*654In an action to recover damages for personal injuries, the defendants appeal from an order of the Supreme Court, Westchester County (Giacomo, J.), entered November 6, 2006, which denied their motion for summary judgment dismissing the complaint on the ground that the action is barred by the exclusivity provisions of the Workers’ Compensation Law.
Ordered that the order is affirmed, with costs.
The Supreme Court properly denied the defendants’ motion for summary judgment dismissing the complaint, since the defendants failed to establish as a matter of law that the plaintiff’s action against them was barred by her receipt of workers’ compensation benefits from her employer. In this regard, the defendants came forward with no evidence to suggest the existence of either a joint venture or an alter-ego relationship between them and the plaintiffs employer (see e.g. Vita v New York Waste Servs., LLC, 34 AD3d 559 [2006]; Longshore v Davis Sys. of Capital Dist., 304 AD2d 964 [2003]; Mertz v Seibel Realty, 265 AD2d 925 [1999]; Rosenburg v Angiuli Buick, 220 AD2d 654 [1995]; Kaplan v Bayley Seton Hosp., 201 AD2d 461 [1994]).

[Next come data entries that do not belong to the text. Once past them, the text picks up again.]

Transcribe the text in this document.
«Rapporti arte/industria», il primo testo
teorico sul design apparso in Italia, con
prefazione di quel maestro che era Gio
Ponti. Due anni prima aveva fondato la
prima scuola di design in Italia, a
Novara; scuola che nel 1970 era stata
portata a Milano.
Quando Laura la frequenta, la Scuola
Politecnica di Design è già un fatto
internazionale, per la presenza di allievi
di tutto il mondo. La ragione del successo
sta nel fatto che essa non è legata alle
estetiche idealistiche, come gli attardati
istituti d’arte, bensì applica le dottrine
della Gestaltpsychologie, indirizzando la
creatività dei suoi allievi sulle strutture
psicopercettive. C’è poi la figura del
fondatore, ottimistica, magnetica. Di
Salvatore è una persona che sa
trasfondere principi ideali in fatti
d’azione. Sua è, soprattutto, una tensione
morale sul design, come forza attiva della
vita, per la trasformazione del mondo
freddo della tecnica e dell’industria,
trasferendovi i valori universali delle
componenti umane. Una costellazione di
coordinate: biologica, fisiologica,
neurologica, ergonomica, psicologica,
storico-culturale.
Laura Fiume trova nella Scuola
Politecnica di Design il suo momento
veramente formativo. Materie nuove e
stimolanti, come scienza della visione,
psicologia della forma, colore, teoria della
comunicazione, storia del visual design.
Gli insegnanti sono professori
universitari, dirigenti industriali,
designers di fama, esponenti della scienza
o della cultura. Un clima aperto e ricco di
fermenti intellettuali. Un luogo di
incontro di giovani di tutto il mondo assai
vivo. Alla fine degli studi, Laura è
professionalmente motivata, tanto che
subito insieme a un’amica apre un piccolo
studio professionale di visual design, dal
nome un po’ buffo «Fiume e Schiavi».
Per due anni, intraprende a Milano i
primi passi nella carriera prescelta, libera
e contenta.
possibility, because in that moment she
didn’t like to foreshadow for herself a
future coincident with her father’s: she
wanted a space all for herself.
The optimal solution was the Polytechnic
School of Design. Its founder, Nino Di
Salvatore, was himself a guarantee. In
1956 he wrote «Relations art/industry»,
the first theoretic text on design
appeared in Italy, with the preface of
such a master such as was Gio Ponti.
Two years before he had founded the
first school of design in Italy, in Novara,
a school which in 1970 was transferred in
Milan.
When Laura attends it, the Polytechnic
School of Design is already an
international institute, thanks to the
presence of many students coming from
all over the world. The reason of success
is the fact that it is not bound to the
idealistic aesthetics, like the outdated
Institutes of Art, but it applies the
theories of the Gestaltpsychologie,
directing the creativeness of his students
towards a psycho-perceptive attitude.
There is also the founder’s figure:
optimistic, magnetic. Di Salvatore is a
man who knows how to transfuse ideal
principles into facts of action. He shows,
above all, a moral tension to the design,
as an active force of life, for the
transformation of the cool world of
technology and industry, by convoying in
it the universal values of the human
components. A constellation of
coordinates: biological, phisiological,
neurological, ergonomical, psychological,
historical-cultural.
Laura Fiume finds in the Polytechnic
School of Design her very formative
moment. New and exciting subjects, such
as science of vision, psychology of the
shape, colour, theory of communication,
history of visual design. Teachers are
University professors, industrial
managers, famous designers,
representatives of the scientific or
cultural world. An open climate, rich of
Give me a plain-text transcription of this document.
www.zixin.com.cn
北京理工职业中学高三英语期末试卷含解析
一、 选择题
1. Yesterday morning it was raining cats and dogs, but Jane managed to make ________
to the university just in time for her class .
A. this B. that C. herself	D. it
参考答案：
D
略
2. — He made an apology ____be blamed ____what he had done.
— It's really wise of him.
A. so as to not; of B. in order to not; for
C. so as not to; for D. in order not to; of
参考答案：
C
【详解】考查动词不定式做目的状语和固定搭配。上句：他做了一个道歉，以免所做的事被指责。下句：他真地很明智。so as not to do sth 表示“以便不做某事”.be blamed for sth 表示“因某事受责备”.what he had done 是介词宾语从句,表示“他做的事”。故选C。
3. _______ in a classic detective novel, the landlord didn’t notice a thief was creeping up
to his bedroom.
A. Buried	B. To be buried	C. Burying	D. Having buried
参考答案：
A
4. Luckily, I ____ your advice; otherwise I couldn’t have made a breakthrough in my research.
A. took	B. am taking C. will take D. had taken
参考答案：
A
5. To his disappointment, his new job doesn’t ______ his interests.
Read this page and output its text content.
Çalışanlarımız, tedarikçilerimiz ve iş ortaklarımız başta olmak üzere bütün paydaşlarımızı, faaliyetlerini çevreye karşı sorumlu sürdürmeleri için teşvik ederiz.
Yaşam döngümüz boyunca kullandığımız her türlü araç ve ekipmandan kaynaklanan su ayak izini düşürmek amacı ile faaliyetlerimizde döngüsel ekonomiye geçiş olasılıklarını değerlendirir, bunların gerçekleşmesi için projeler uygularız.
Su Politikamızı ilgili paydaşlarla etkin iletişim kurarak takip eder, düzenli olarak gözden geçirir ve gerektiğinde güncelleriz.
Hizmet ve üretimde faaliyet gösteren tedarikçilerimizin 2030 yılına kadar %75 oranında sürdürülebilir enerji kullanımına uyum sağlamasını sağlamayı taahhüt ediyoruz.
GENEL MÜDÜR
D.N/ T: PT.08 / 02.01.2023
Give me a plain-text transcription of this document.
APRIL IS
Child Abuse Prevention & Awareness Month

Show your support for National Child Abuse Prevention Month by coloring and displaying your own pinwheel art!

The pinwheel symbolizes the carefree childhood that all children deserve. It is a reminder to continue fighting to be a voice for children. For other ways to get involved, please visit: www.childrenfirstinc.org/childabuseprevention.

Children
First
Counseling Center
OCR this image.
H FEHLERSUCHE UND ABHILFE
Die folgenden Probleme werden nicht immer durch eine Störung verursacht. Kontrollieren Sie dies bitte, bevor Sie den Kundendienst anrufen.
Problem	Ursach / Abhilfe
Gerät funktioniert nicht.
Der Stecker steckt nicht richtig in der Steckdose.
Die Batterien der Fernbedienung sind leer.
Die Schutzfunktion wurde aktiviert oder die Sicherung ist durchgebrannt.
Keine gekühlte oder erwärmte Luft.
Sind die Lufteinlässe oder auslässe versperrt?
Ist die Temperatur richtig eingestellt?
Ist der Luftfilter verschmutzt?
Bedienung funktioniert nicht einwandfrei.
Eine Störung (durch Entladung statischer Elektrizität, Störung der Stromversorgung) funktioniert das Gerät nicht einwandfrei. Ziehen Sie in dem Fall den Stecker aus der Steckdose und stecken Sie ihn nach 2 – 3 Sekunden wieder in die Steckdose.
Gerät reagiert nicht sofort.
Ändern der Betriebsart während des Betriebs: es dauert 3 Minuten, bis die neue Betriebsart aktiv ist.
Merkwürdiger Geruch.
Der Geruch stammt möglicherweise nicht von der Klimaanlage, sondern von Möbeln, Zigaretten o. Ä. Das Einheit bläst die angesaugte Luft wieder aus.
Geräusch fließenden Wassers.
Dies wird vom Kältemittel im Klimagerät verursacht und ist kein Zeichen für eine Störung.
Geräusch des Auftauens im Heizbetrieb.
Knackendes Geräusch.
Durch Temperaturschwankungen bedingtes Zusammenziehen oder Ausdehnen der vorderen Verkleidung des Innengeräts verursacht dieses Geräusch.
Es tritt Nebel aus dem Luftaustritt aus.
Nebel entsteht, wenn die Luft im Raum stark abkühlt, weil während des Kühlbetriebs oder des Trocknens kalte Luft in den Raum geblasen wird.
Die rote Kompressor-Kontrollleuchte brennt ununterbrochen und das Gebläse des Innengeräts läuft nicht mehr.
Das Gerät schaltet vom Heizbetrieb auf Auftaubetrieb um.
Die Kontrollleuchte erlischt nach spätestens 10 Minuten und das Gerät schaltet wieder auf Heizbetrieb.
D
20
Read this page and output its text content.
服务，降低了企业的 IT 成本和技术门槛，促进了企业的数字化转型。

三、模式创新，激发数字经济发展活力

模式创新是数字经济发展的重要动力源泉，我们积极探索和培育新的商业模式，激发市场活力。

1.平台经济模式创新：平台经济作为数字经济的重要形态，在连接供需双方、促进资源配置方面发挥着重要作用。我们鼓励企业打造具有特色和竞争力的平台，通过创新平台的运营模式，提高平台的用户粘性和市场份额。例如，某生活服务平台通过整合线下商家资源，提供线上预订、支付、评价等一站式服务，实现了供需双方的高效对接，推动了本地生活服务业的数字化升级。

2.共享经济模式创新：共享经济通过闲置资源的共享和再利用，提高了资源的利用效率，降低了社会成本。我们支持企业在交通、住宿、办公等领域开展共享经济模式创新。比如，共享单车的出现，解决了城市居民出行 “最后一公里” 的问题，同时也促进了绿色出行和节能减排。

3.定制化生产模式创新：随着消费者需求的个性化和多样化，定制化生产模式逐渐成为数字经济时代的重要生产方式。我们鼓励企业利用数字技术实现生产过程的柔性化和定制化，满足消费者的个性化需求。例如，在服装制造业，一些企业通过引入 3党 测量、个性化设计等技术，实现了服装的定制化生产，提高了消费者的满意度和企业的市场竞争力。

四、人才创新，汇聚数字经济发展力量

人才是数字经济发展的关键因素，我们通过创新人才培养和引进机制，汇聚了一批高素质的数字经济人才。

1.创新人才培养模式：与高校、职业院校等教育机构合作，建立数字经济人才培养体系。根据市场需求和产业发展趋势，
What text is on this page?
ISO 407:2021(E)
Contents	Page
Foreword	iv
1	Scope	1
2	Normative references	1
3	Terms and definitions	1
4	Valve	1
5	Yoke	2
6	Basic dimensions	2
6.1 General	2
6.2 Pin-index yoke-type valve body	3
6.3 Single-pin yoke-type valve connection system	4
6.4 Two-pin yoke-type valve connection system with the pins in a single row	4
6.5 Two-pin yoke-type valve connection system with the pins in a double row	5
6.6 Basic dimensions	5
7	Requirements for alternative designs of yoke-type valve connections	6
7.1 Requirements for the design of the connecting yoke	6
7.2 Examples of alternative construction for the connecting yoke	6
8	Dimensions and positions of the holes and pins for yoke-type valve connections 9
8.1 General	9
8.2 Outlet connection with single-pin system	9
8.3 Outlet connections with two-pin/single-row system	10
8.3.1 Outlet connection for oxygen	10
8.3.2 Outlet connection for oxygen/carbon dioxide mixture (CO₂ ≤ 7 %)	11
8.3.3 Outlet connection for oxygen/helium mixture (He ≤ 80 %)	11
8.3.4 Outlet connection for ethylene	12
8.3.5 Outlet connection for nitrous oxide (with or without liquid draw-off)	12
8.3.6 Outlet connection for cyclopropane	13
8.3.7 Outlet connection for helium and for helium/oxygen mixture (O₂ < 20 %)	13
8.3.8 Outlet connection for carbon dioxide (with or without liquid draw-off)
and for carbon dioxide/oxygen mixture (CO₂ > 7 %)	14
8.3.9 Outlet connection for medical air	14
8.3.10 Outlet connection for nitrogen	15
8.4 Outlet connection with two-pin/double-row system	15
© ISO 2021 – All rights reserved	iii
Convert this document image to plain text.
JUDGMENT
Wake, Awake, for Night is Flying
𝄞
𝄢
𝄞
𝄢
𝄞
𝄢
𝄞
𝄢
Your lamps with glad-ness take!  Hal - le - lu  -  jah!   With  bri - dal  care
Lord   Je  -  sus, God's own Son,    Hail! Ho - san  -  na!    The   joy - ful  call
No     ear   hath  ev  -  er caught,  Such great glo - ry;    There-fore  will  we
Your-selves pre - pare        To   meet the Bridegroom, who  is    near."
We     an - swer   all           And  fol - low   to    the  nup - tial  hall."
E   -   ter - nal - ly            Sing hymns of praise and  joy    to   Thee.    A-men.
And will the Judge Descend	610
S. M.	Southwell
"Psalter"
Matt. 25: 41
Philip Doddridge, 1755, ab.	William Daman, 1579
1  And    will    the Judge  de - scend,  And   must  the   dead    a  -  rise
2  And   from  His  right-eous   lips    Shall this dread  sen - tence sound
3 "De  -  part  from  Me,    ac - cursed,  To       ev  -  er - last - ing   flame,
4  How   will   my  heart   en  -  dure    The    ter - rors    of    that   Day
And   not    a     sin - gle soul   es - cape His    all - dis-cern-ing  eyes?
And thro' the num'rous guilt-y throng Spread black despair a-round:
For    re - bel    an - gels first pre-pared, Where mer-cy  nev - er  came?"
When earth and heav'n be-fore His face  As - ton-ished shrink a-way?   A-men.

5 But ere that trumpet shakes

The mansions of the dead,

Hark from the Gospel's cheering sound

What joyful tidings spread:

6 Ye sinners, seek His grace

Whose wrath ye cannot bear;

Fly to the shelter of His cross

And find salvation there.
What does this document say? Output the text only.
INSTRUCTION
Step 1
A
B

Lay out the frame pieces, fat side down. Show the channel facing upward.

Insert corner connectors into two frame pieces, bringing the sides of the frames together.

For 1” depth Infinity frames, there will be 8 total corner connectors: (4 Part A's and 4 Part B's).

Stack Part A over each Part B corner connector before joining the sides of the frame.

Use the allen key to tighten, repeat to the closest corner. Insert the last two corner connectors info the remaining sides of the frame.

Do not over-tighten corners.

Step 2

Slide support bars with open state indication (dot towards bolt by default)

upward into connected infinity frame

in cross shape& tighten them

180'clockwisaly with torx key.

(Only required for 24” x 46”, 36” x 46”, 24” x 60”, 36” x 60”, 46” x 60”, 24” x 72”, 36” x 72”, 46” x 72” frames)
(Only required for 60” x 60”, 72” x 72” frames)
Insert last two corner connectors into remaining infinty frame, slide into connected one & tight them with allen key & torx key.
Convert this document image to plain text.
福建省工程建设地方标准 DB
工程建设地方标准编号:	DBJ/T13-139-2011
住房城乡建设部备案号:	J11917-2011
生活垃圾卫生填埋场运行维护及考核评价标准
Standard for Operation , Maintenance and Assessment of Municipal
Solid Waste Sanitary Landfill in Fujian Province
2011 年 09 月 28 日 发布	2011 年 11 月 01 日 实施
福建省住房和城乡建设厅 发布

Furthermore, the contention of the defendant Herlew, LLC (hereinafter the LLC) that it is a coemployee of the plaintiff and therefore entitled to the workers’ compensation defense (see Workers’ Compensation Law § 29 [6]) is without merit. The LLC, which owns the property where the plaintiff was injured, is not an officer of the corporation which employed the plaintiff; hence, it is not a fellow employee of the plaintiff (see O’Connor v Spencer [1997] Inv. Ltd. Partnership, 2 AD3d 513 [2003]; Virga v Medi-Tech Intl. Corp., 296 AD2d 546 [2002]; Richardson v Benoit’s Elec., 254 AD2d 798 [1998]; Casas v 559 Warren St. Realty Corp., 211 AD2d 742 [1995]).
The defendants’ remaining arguments are either improperly raised for the first time on appeal, or without merit. Prudenti, P.J., Spolzino, Fisher and Dillon, JJ., concur.